The most moving works of art I saw in Florence, however, upset my typical experiences with art, context, and choice. On our first day in Florence, my friends and I had an excellent guide who took us on a walk through the city. Our plan was to see the famous works of the Uffiizi and Accademia galleries the next day. The day was low and cloudy, threatening rain. Towards the end of our walk, we were strolling down a busy Florentine street, savoring cones of gelato and talking about something utterly unrelated to the Renaissance or to art history.

We turned a corner, and suddenly a mountain of pink and green marble soared up in front of us. Or so it seemed. As it happened, we had taken a back street to the Duomo, Florence's mighty basilica, with a dome that shapes the city's skyline, if you look from a distance.

Basilica di Santa Maria del Fiore


The breadth and height of the Duomo, approached from such a near angle, crushed any sense of consoling distance. This was no gallery piece, no flattened photograph in a hand-held book. It was a standing, as it had stood for hundreds of years, bearing witness to God's glory, human genius, Florentine wealth, political history, Catholic theology, and more. Our guide was saying something about the marble, local quarries, Brunelleschi, but I heard little, for as we stood at the foot of the bell tower , bells began to ring. These were not like the sweet Methodist bells of my neighborhood, but powerful, unrelenting tones.

The bell tower

Hearing those bells was the only time in Italy I cried. I think it is because they eradicated any lingering distance between me and the object I had come to contemplate. They knocked down the white walls of my mind's gallery, ringing me into a living city, with a vast, beautiful, complicated church at its center.

The marble of the Duomo

The weight, the nearness of the massive church almost offended me. How dare it surprise me like this? How dare it stand there, presuming upon my reverence? Reeling from this offense, I was shocked to realize how much of my appreciation for beauty depends upon my own ability to choose. What picture shall I hang on my wall? Which room in the museum shall I visit? Which picture will I study from the book? The Duomo gave me no such choice. Either I could encounter it on its own terms, or I must leave the city and all it stood for.

And how did I respond?
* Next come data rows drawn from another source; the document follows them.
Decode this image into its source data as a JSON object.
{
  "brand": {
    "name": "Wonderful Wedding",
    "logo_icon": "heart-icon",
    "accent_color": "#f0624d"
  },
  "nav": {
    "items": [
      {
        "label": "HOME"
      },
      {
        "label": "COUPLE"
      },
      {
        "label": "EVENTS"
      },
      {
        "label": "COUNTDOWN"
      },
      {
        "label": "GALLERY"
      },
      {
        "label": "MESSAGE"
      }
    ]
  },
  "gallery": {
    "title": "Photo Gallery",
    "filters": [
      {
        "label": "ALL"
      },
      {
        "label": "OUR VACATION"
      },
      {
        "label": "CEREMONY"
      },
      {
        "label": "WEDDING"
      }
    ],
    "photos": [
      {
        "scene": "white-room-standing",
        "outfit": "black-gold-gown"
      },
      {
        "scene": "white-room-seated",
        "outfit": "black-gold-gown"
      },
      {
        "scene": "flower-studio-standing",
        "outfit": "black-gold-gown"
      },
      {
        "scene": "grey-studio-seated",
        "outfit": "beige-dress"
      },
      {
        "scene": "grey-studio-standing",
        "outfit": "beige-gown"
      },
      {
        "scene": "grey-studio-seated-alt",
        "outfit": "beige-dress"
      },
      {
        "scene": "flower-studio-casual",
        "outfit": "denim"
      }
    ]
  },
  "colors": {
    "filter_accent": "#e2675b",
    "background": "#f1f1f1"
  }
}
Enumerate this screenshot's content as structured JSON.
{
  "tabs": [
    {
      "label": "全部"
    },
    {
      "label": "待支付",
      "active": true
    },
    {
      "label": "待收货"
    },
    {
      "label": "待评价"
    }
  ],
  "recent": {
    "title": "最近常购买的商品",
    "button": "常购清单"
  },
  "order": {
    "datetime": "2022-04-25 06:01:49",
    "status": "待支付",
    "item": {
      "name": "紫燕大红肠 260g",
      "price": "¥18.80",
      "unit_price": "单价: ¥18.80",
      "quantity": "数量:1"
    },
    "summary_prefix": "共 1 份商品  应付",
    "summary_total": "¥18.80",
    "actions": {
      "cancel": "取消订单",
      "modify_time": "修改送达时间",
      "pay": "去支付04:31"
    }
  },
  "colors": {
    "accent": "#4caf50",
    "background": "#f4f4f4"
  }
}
I wept when the bells rang, for it sounded as though they were calling all the world to prayer. And the next day, after a morning in tourist-thronged galleries, we returned to the Duomo and attended mass. Though I am not Catholic, I have attend various masses with friends, and my knowledge of Latin helped me follow along, dimly, with the prayers, scriptures, and songs. Like so many medieval Christians, I worshipped and prayed without understanding, in my own tongue, exactly what was happening. Nevertheless, attending mass in the Duomo helped reconcile me to the astounding beauty of the place. No longer was the Duomo a  Grand and Historical Work of Art I was trying to "appreciate," but a church in which I worshipped. In a humble, stumbling way, I went from being a spectator to a participant.

For the rest of our time in Florence, I always waited for and heard the bells of the Duomo with joy.